Chapter 6: Anxiety
Everybody experiences anxiety from time to time. Although anxiety is closely related to fear, the two states possess important differences. Fear involves an instantaneous reaction to an imminent threat, whereas anxiety involves apprehension, avoidance, and cautiousness regarding a potential threat, danger, or other negative event (Craske, 1999). While anxiety is unpleasant to most people, it is important to our health, safety, and well-being. Anxiety motivates us to take actions—such as preparing for exams, watching our weight, showing up to work on time—that enable us to avert potential future problems. Anxiety also motivates us to avoid certain things—such as running up debts and engaging in illegal activities—that could lead to future trouble. Most individuals’ level and duration of anxiety approximates the magnitude of the potential threat they face. For example, suppose a single woman in her late 30s who wishes to marry is concerned about the possibility of having to settle for a spouse who is less attractive and educated than desired. This woman likely would experience anxiety of greater intensity and duration than would a 21-year-old college junior who is having trouble finding a date for the annual social. Some people, however, experience anxiety that is excessive, persistent, and greatly out of proportion to the actual threat; if one’s anxiety has a disruptive influence on one’s live, this is a strong indicator that the individual is experiencing an anxiety disorder.
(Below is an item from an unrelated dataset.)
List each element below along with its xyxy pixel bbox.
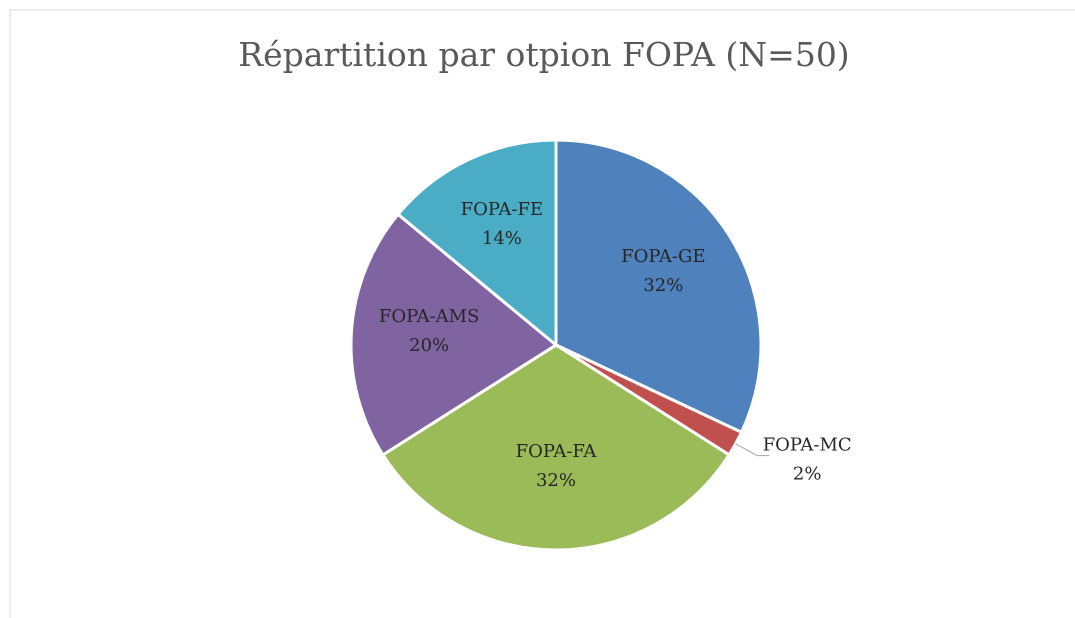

Anxiety disorders are characterized by excessive and persistent fear and anxiety, and by related disturbances in behavior (APA, 2013). Although anxiety is universally experienced, anxiety disorders cause considerable distress. As a group, anxiety disorders are common: approximately 25%–30% of the U.S. population meets the criteria for at least one anxiety disorder during their lifetime (Kessler et al., 2005). Also, these disorders appear to be much more common in women than they are in men; within a 12-month period, around 23% of women and 14% of men will experience at least one anxiety disorder (National Comorbidity Survey, 2007). Anxiety disorders are the most frequently occurring class of mental disorders and are often comorbid with each other and with other mental disorders (Kessler, Ruscio, Shear, & Wittchen, 2009).